Having missed the OSU Farmer's Market on Saturday, I got the chance to visit the Veggie Van on Sunday. It's nice to have options so that if you don't make one Farmer's Market, another is available on a different day. When I arrived at the Veggie Van, they were offering fresh zucchini and yellow squash, several different peppers, luscious tomatoes, garlic, cantaloupes, blueberries, a variety of freshly-baked goods and canned jams from Earth Elements, free-range eggs, and more. Matt reported he will also soon be carrying local cheese from Hardesty Farms.


Matt Burch and Jassen Smoot



Earth Elements display at the Veggie Van

If you don't catch the Urban Agrarian on Sundays, Matt is one of the few people offering local produce at the infamous Edmond "Farmer's" market, and also one of three vendors at the brand-new Department of Health farmer's market on Tuesdays from 3 - 6 pm.
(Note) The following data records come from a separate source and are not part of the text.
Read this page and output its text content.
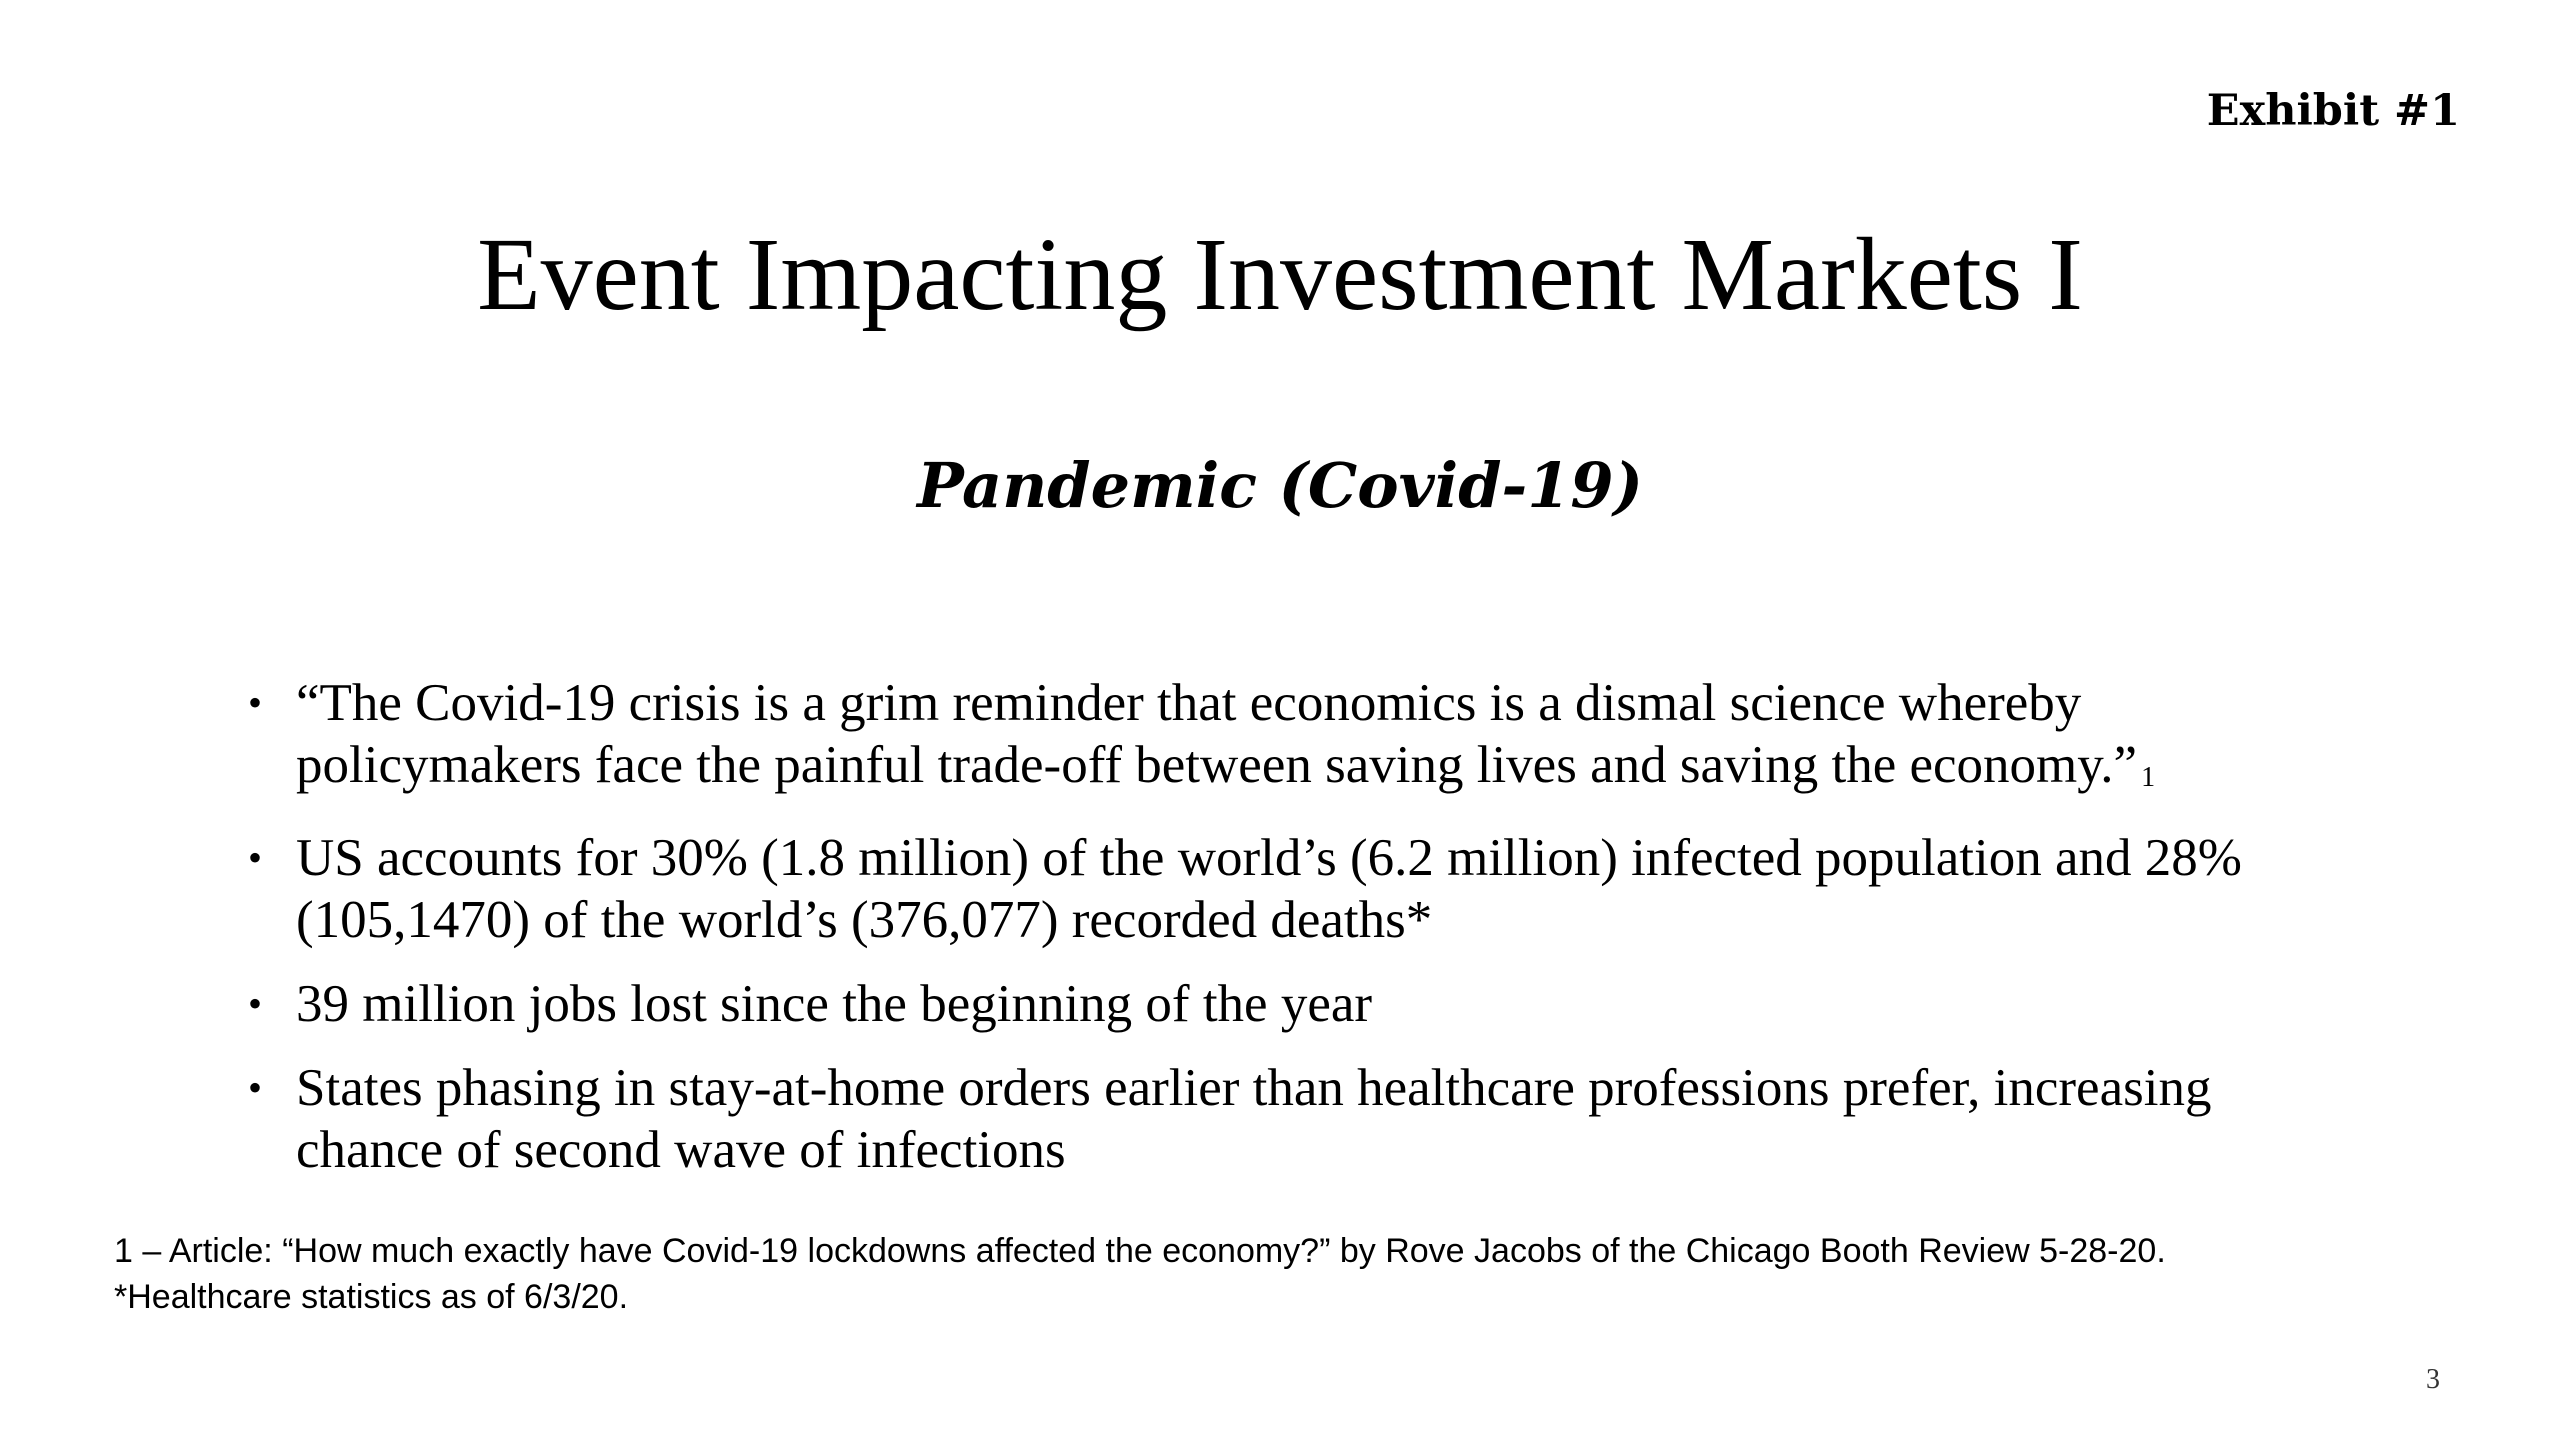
Exhibit #1
Event Impacting Investment Markets I
Pandemic (Covid-19)
• “The Covid-19 crisis is a grim reminder that economics is a dismal science whereby policymakers face the painful trade-off between saving lives and saving the economy.” 1
• US accounts for 30% (1.8 million) of the world’s (6.2 million) infected population and 28% (105,1470) of the world’s (376,077) recorded deaths*
• 39 million jobs lost since the beginning of the year
• States phasing in stay-at-home orders earlier than healthcare professions prefer, increasing chance of second wave of infections
1 – Article: “How much exactly have Covid-19 lockdowns affected the economy?” by Rove Jacobs of the Chicago Booth Review 5-28-20.
*Healthcare statistics as of 6/3/20.
3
This variety in market channels is one thing that we may see more and more of as people seek to diversify away from only having one source of income (namely, a corporate or government job).


Another innovative agrarian in our area is Ron Ferrell, who builds raised bed gardens with a ready-to-plant combination of straw bales for the edges, composted horse manure for the soil, and cardboard to smother the grass/weeds. As he says, just add seeds and water! This is great for people who don't have the energy, time, resources, or physical strength to start a garden, but who are easily able to plant seeds and transplants once a garden is built. I also love the very deep rich soil this must create - great for any root or nitrogen-hungry veggie.

Instant garden




Americans love innovation... it's just that we've been innovating in all the wrong ways for the last fifty years. Moving further and further away from sustainability and resilience, we've managed to become completely dependent on just a tiny number of companies that control everything from our seeds, to our animals in gigantic confined operations, to our grains that are the feedstock for almost everything in our grocery stores. All run on massive inputs of chemicals, oil, and cruelty.




Now is the time to innovate our way out of this unhealthy dependency. It's not enough to "go back" to the way our ancestors did things - they lived in very different times and circumstances, and although we've made massive mistakes since then, we've also developed and discovered great information resources and technologies. We have to use the wisdom of our forefathers, along with the wisdom of the native people who knew this land so well before we invaded, but also the new innovations and ideas we've gained since then.
We are going to need more and more of these creative agrarian people to re-build a food system so lacking in nutrition and flavor that we douse everything with fat, fried and high-fructose funk just to get it down our throats. We need innovation at every level of the process. Along with farmers and ranchers, we need seed savers, transplant sellers, backyard chicken wranglers, cooks who can work with whole ingredients of in-season foods, and local food brokers.



You can contribute to that renaissance. As I was leaving the Veggie Van, I joked that I should have brought some of my Mom's banana peppers. She has so many she doesn't know what to do with them all. Matt said to bring it on - he buys from small gardeners, too. That's good to hear... maybe he'll take some of my lemon balm and chocolate mint?